Eu, como baterista amador 70% autodidata (somente recentemente resolvi fazer aulas de bateria), me identifiquei um pouco com esse texto do Lobão.
Matéria original publicada em 03/05/14 por Lobão (Veja)
Um dia desses, em visita a uma redação de jornal, uma das editoras,
talvez por cacoete de profissão, perguntou qual era a minha formação.

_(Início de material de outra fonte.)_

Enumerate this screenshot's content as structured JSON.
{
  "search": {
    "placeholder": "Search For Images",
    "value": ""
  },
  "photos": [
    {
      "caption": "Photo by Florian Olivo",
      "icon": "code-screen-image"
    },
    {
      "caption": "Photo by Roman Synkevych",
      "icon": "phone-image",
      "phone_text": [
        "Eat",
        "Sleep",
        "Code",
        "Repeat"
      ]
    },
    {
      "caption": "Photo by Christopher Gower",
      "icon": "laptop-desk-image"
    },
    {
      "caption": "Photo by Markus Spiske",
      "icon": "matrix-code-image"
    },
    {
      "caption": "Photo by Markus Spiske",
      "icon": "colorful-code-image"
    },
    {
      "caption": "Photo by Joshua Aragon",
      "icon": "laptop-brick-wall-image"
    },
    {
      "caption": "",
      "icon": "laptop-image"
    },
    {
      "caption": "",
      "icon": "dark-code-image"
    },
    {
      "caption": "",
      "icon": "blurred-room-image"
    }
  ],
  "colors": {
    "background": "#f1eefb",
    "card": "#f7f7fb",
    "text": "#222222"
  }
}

Sem pensar muito, respondi: “Sou baterista. Baterista autodidata”.
Refletindo
melhor depois, vi que a resposta não poderia ser outra. Penso como
baterista, percebo e deduzo o mundo ao meu redor como baterista. Expandi
meu universo de interesses e angariei uma série de outros ofícios a
partir desse.
Tocar bateria, pra mim, se confunde com o tempo em
que aprendi a andar. Talvez por ter adquirido sozinho e tão cedo essa
habilidade, acabei por desconfiar de qualquer tipo de professor que não
fosse aquele que designasse.
Todas as pequenas descobertas que
fazia quando criança, e que me causavam intensas alegrias, eram sempre
relacionadas ao fato de tocar bateria: todo número ímpar somado a si
mesmo vira par. Toda proparoxítona é uma quiáltera. O ritmo ternário
induz ao círculo, à espiral — daí a valsa. O binário tem a ver com o
sexo, com a guerra — por isso o samba, a marcha.
Todo problema
virava uma questão a ser resolvida através da bateria. Ansiedade? Ah, se
eu puder tocar cada vez mais lentamente, aniquilarei a ansiedade! Sim,
pois se você estiver ansioso jamais conseguirá seguir um andamento lento
com conforto e naturalidade (experimente baixar no seu celular um
daqueles aplicativos de metrônomo e tente acompanhar um ritmo qualquer
com os dedos. Em seguida, vá diminuindo gradativamente o andamento e
verá a dificuldade que é manter a precisão na proporção em que ele cai).
Percebi
que, quanto mais se tem domínio sobre o andamento lento, mais
maturidade musical se adquire. E isso vale para o resto das coisas da
vida. Do sexo à conversa de botequim.
Quem sabe toda criatura que
ama seu ofício seja conduzida a enxergar o mundo sob a ótica dessa
atividade. Para mim é assim. A bateria me apresentou conceitos como
temperança, arrojo, contenção, paciência, concentração, precisão e
também convicção (essa não tem porcentual: se você é 99,9% convicto,
você é um vacilão). Também me ensinou a ver o outro: para saber tocar,
antes de mais nada, é preciso aprender a ouvir. E a respirar, imaginar,
entender o silêncio e o tempo.
Minhas primeiras indagações sobre a
alma tiveram a mesma origem: vieram da relação de gratidão que passei a
ter com a minha independência motora. Afinal, se eu possuía membros de
uma solicitude comovente (meus pés, meus braços, meu calcanhar — todos
em sincronia com a minha vontade), onde minha alma habitaria? De onde
partiria a vontade de organizar as ordens para o resto do corpo? A
partir de que ponto eu não teria mais a fronteira que separa o que é meu
(meu corpo) do lugar que eu verdadeiramente habito?
E assim,
impelido pela curiosidade e pela autoconfiança que a bateria me
proporcionou, parti para outras várias atividades. Escrever foi uma das
primeiras. Quando escrevia, sentia que as vírgulas eram as viradas dos
tambores. A exclamação, a explosão dos pratos. A poesia, o fluir sonoro
de uma levada.
Tocar um instrumento nos desenvolve profundamente
como indivíduos e nos educa para conviver numa coletividade — o
aprendizado deixa clara a ordem natural das coisas: primeiro é preciso
construir-se.
Por isso decidi fazer esta pequena homenagem ao meu
principal e primevo ofício — um sinal de gratidão e amor àquilo que me
tornou uma pessoa melhor, mais útil e mais criativa. Desejo do fundo do
coração que cada leitor experimente intensamente essa paixão.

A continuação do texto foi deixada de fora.